Democratic presidential candidate Amy Klobuchar, a recovering moderate, told reporters on Friday that she now opposes making English the official language of the United States. While campaigning for the Democratic presidential nomination in Nevada, a state where Hispanics now make up a major constituency, the Minnesota senator disavowed a decade-old vote she cast that would have reversed an executive order signed by President Bill Clinton requiring materials used by federal agencies to be issued in languages other than English. Klobuchar attempted to explain her about face on the issue while speaking exclusively in English.

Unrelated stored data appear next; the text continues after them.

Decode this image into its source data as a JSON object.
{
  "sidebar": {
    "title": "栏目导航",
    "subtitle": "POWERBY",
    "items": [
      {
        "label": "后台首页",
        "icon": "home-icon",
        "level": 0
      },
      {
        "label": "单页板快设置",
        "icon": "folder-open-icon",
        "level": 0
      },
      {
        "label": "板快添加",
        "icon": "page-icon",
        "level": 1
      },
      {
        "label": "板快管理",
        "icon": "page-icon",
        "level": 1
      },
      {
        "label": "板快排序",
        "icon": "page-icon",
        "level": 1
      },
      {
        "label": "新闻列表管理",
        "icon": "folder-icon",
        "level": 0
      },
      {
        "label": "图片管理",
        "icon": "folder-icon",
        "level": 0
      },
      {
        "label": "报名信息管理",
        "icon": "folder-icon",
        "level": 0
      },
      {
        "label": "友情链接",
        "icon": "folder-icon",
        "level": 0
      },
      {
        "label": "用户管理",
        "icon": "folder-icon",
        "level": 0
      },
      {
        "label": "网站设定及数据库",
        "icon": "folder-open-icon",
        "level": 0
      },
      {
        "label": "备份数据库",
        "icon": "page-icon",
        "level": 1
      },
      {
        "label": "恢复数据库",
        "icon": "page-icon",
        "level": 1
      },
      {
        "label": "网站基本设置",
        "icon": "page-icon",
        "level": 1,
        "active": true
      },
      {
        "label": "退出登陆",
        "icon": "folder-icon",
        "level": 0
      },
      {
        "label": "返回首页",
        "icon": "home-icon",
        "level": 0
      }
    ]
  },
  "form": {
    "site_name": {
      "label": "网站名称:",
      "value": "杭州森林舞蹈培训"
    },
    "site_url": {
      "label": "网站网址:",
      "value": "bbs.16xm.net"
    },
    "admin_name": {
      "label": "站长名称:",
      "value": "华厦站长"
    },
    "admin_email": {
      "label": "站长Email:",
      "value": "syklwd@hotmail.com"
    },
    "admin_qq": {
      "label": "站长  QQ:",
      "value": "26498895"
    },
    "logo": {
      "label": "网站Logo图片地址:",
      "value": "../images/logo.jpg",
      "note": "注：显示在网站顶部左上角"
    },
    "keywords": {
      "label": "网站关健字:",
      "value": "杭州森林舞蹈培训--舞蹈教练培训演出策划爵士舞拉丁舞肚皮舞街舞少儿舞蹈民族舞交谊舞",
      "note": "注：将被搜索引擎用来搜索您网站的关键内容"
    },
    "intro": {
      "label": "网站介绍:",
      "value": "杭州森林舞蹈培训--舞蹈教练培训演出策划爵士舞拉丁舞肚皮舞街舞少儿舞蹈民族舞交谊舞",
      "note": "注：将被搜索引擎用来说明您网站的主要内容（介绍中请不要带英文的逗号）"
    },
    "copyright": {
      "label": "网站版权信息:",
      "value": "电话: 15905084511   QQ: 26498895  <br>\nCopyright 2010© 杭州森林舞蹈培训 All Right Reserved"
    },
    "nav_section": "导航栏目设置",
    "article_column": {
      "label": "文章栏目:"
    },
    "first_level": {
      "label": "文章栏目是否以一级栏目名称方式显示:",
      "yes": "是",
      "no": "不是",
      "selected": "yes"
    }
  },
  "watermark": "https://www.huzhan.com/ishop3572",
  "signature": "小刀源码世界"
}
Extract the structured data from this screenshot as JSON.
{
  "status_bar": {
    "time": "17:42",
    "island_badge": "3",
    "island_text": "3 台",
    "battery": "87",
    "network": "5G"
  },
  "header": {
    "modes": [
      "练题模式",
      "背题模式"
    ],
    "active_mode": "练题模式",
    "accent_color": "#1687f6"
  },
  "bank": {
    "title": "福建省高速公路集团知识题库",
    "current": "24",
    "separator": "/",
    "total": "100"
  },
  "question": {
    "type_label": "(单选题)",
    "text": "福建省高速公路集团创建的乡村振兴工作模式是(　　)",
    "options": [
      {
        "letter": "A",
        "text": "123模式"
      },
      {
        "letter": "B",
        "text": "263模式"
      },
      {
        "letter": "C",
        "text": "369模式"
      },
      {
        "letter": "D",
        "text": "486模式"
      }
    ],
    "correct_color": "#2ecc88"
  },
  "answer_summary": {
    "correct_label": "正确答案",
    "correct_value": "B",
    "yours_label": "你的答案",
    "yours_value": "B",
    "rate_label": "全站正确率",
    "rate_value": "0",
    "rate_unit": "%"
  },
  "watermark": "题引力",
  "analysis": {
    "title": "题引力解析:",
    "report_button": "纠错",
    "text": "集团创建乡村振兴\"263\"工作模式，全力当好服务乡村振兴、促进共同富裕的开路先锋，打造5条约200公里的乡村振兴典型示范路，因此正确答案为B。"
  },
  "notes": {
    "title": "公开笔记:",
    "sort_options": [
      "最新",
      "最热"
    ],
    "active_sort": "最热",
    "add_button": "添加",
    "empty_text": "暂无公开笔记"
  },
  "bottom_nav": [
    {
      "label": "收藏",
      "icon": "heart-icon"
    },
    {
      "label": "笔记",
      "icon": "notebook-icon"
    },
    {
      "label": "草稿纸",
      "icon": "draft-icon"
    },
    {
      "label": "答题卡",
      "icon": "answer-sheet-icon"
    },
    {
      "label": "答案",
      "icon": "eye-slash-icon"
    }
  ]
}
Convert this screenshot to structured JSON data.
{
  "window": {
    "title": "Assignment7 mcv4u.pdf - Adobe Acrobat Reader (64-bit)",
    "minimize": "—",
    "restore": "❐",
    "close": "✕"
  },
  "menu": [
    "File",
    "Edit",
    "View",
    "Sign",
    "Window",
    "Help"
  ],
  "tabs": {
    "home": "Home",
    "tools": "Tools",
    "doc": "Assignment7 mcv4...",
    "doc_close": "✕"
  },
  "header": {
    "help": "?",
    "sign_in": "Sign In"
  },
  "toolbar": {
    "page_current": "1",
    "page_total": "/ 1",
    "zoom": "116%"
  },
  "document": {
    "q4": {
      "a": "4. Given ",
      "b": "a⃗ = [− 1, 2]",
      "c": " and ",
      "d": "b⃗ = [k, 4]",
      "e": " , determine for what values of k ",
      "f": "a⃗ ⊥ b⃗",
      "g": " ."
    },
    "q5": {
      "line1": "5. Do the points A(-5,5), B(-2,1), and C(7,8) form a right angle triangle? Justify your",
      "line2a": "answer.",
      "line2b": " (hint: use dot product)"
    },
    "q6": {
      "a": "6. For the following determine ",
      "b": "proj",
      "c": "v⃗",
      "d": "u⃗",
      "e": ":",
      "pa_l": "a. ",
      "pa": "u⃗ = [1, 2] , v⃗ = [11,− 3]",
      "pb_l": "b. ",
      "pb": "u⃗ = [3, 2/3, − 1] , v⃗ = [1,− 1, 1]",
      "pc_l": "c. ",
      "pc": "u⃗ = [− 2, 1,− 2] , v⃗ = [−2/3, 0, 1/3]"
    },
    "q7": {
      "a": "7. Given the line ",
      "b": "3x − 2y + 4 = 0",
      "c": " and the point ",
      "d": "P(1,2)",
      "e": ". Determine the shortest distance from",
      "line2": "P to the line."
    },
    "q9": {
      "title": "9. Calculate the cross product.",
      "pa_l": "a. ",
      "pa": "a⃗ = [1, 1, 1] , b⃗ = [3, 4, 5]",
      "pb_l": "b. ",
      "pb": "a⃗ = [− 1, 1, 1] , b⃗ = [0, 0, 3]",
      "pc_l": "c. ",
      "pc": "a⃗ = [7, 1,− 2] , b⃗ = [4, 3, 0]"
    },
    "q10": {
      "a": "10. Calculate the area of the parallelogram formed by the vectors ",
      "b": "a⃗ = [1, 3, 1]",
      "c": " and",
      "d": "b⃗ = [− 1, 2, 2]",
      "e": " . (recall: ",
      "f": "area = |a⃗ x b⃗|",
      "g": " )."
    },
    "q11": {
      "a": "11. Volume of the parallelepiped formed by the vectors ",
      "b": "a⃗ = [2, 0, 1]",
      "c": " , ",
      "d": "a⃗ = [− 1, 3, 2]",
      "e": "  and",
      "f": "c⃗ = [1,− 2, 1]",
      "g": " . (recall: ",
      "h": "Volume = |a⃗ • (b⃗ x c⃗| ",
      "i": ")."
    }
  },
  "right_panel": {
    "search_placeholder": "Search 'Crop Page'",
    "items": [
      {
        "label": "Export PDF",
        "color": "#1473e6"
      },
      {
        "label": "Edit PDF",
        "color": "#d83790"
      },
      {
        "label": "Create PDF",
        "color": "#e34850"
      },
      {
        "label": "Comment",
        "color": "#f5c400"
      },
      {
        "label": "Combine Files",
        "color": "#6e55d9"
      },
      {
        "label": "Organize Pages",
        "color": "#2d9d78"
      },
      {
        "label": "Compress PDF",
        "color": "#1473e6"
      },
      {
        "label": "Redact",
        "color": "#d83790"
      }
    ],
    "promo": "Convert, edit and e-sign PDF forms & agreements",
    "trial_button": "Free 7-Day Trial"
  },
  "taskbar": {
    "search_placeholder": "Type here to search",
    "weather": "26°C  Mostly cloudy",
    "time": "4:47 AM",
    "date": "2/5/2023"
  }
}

"I think that when you look at a state like this state, and a country like ours that is so diverse, you don’t want to have that provision in law because then it would be very difficult to have, say, government documents and other things translated into other languages," Klobuchar told reporters. "So that is not a position I take. I did vote that way, but way back then, along with many other people."
Of course, the difficulty lies in having everyone speaking a different language all the time and a general inability to understand what another person is saying. In a country already heavily divided, should we really be targeting the English language, the one great force we have left for national unity? Klobuchar is now willing to give it up, if it means winning the party's nomination.
The senator is now battling Pete Buttigieg for the support of Hispanics and African Americans support, so she's having to change any moderate positions she may have previously held regarding immigration. As the AP notes, Buttigieg recently knocked Klobuchar at a Hispanic forum for another one of the senator's earlier votes, this one to confirm Kevin McAleenan as commissioner of U.S. Customs and Border Protection. Sens. Bernie Sanders (D-VT) and Elizabeth Warren (D-MA) both voted against his confirmation.
Klobuchar defended her confirmation vote, telling the AP she "vehemently" disagrees with the border policies of the Trump administration and said Obama officials and other Democrats had recommended McAleenan for the position.
As polls show, Americans overwhelmingly support making English the official language of the United States.